Trésors pillés en Afrique : Macron veut une loi pour faciliter les retours
Durant la colonisation, la France a méthodiquement vidé les palais et sanctuaires de plusieurs royaumes africains

Des campagnes militaires au Dahomey aux expéditions administratives au Congo ou en Guinée, les puissances coloniales ont rassemblé une impressionnante quantité d’objets à forte valeur symbolique, religieuse ou politique. Des sabres, des statues, des masques cérémoniels, parfois même des restes humains, ont quitté l’Afrique non pas par les voies de l’échange ou du don, mais par la coercition, le pillage ou l’humiliation. Ces artefacts sont depuis conservés dans les institutions françaises, parfois sans informations précises sur leur origine, souvent sans le consentement des peuples concernés.
Ces objets ne sont pas de simples œuvres muséales. Ils incarnent des histoires, des lignées, des savoirs perdus. Et leur absence pèse encore dans la mémoire collective de nombreuses communautés africaines. Depuis des décennies, les demandes de restitution se multiplient, souvent ignorées ou traitées au cas par cas, sans cadre clair.
Une réforme pour débloquer les procédures
Face aux critiques persistantes sur la lenteur des restitutions, le gouvernement de la France s’apprête à modifier la méthode de traitement des demandes. Jusqu’à présent, chaque retour nécessitait une loi spécifique, validée par le Parlement, rendant le processus long et incertain. Un nouveau projet législatif, attendu au Conseil des ministres le 30 juillet, devrait permettre de contourner cette lourdeur.
Ce texte prévoit de déléguer au Conseil d’État la possibilité de déclasser des biens culturels par simple décret. Une fois cette procédure actée, l’État pourra restituer les objets sans engager un processus parlementaire complet. Cette évolution vise à débloquer un certain nombre de dossiers en attente, notamment ceux déjà validés sur le plan diplomatique mais freinés par des obstacles juridiques internes.
L’enjeu n’est pas seulement administratif. Il s’agit aussi de renforcer la crédibilité des engagements pris en 2017 par Emmanuel Macron, lorsqu’il avait affirmé que l’Afrique ne devait pas attendre des décennies pour récupérer son patrimoine. Jusqu’ici, seules quelques restitutions ont été effectivement menées à terme, comme celles de 26 œuvres au Bénin ou d’un sabre au Sénégal. Ces gestes, bien qu’importants, restent marginaux au regard de l’ampleur des collections africaines conservées en France.

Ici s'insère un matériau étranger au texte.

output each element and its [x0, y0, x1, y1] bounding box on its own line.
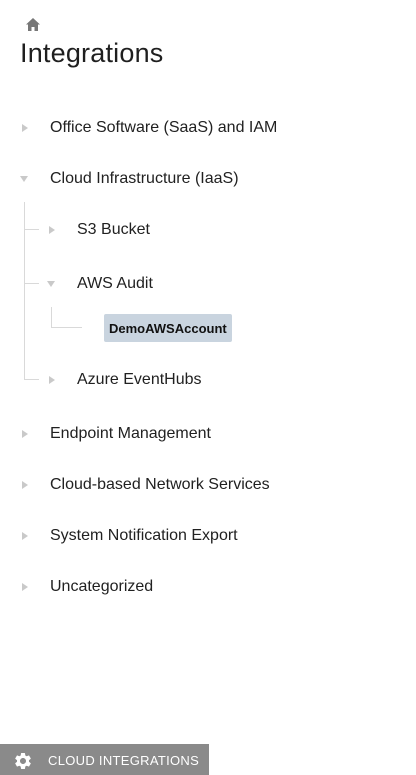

Entre mémoire, diplomatie et responsabilités
Au-delà du débat technique, cette réforme pose des questions de souveraineté et de reconnaissance historique. Pour de nombreux pays africains, les restitutions sont une étape dans la réappropriation de leur récit, longtemps altéré ou confisqué. Pour la France, c’est une manière de montrer sa volonté de renouer un dialogue équilibré, sans pour autant céder à une logique de repentance systématique.
Cette réforme pourrait aussi servir de modèle pour d’autres pays européens confrontés aux mêmes revendications. Mais elle devra s’accompagner d’un dialogue permanent avec les institutions culturelles africaines, certaines exprimant des inquiétudes quant à la conservation ou la valorisation future des pièces restituées. Des partenariats devront donc être mis en place, non pour contrôler, mais pour accompagner un transfert respectueux et durable.
La simplification des procédures ne signifie pas un abandon du discernement. Elle marque une tentative de dépasser le statu quo, sans nier les complexités qui entourent chaque objet. Si le texte aboutit, il pourrait enclencher une nouvelle séquence dans la gestion du patrimoine post-colonial, où la légitimité historique pèsera enfin autant que la valeur juridique.